There are two theories as to how the sarsen stones came to be in our area. The first is that they truly are ‘foreigners’ and were carried from far afield by the great glaciers which covered much of Britain in an early ice age. Whilst this has some appeal as a theory it does mean that the stones have to come from somewhere and that somewhere has yet to be found unless all sarsen stones were transported to the downs by the glaciers which is somewhat unlikely.
The second theory is that they were formed locally at the same time or just after the great chalk deposits were laid down. From about 65 million years ago the chalk sea bed gradually rose to become land and layers of alluvial sand and clay were deposited over it. The climate then was warm and wet and the groundwater became saturated with dissolved silica. Variations in the acidity of the water caused the silica to crystalise between the sand grains cementing patches within the deposits beneath the soil. Plants grew in the tropical conditions and sent roots into the still soft stone. Tubular root holes and fossilised root remnants can still be seen in the sarsens and show how quickly the stone hardened. The glaciers of the great ice age which shaped the valleys of the North Downs are said to have exposed the sarsens by bringing them to the top as part of their scouring effect.
Sarsen stones can be found throughout the North Downs ranging from small pebbles to giant stones weighing several tons.
Sarsen is a very hard rock which is durable however difficult to shape. It is used in building as edging material such as as the retaining wall of the lambourn Churchyard as well as for kerbstones. Sarsen stones, because of their durability, were often used as thresholds and corner stones to protect the softer brickwork from erosion by many feet or cart wheels.
In buildings sarsen is often seen as wall panel infill and is used both in its natural state, cut in half (knapped), or squared and coursed.
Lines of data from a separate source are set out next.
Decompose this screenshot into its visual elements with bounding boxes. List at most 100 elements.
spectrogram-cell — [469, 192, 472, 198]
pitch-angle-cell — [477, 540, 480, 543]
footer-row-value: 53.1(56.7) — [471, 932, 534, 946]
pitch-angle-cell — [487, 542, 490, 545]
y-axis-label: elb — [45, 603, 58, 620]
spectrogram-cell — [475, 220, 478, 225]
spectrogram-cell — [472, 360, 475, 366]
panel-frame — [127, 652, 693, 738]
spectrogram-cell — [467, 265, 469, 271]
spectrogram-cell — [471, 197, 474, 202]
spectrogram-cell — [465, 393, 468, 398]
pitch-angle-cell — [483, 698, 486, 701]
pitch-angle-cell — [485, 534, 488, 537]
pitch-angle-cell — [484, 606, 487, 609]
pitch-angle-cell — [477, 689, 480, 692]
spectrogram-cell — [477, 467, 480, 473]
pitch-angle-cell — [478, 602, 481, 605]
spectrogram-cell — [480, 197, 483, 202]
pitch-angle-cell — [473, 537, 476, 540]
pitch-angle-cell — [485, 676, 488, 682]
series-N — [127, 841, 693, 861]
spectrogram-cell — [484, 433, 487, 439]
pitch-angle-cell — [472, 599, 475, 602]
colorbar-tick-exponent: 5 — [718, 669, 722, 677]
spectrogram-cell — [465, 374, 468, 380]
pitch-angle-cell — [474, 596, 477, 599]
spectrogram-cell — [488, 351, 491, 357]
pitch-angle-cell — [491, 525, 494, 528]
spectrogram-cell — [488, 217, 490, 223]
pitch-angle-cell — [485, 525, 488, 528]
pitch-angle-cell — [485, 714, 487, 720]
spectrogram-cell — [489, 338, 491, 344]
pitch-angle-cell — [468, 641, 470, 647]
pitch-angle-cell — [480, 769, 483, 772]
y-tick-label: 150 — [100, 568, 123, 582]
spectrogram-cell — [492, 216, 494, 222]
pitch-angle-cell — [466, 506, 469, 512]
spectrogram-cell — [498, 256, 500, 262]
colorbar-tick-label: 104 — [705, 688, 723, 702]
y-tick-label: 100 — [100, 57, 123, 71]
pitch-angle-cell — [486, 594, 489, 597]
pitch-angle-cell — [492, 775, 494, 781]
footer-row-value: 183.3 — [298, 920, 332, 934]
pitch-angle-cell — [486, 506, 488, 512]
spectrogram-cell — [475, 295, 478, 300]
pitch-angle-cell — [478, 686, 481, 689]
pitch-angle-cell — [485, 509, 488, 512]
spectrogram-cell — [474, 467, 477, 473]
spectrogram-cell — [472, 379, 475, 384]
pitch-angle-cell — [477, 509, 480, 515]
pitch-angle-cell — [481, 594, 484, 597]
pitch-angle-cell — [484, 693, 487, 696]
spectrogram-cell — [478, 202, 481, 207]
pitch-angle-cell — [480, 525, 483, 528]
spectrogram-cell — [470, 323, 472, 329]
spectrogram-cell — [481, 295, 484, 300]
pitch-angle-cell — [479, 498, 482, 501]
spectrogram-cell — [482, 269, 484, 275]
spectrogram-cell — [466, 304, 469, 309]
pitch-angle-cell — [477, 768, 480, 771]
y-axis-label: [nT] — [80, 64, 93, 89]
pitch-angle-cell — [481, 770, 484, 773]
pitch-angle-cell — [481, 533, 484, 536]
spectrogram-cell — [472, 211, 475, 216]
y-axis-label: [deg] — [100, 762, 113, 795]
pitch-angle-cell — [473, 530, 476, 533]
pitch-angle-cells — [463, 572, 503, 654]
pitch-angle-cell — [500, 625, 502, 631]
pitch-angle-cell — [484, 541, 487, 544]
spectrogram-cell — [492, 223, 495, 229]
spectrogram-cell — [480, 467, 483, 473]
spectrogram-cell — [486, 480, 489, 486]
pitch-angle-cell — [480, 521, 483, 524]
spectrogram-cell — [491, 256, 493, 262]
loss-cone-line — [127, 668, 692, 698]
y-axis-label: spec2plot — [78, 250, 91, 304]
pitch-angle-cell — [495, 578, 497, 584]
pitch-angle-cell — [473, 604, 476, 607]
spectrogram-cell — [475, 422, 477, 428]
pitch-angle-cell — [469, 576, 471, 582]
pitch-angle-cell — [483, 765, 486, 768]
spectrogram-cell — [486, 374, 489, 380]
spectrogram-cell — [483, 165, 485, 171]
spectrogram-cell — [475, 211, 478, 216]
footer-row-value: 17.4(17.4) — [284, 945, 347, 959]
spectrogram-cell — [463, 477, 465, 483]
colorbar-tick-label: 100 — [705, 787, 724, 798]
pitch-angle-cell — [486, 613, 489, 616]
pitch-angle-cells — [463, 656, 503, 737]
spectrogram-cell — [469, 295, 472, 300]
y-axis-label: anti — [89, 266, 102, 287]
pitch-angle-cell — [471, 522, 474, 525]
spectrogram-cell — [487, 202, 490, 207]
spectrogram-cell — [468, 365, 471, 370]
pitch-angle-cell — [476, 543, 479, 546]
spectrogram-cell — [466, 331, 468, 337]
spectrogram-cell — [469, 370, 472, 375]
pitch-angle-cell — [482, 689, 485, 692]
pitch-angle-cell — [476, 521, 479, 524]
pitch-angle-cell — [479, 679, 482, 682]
The latter is by far the most labour intensive process and thus is used typically only on the facade of houses where a good impression shows the wealth of the owner.
The builders of Stonehenge used these stones for the heelstone and sarsen circle uprights. Avebury and many other megalithic monuments in southern England are also built with sarsen stones. Locally, the ancient longbarrow at Waylands Smithy is a superb example of the use of sarsen stones which have stood the test of time.
The Blowingstone, located near Kingston Lisle, is another example of a sarsen stone. The stone is capable of producing a booming sound if someone with the required skill blows into one of the holes the right way. According to legend it could be heard atop White Horse Hill, where 19th-century antiquarians thought King Alfred the Great’s Saxon troops had camped, and that this was how Alfred summoned them for the Battle of Ashdown against the Danes in AD 871.
There is a field that surrounds The Warren wood between Park Farm and Maddle, where the same kind of huge sarsen stones litter it. I worked there for many years, so knew it well. It can only be used for grazing. Most stones are bigger than a large car and are like an iceberg, with only a third showing. In one adjacent area, huge bulldozers went out of sight to dig them out, in order that that particular area could be cultivated. I was an expensive exercise. I was there to witness it. In the fields on the right, bordering the Ashdown Road, the sarsens are in a wide band running from Upper Lambourn, to near the County Borders, but they are much smaller, perhaps some reaching the size of a football and they are the type you see as being used in the building of walls. It was a devil of a job when ploughing that ground, as the Plough shares broke often. Every spring, we would spend days picking the stones off the fields and dumping them in heaps, or, in the Wells that abound in the area. I expect there is a small fortune lying about in those places now, as they are not cheap to buy.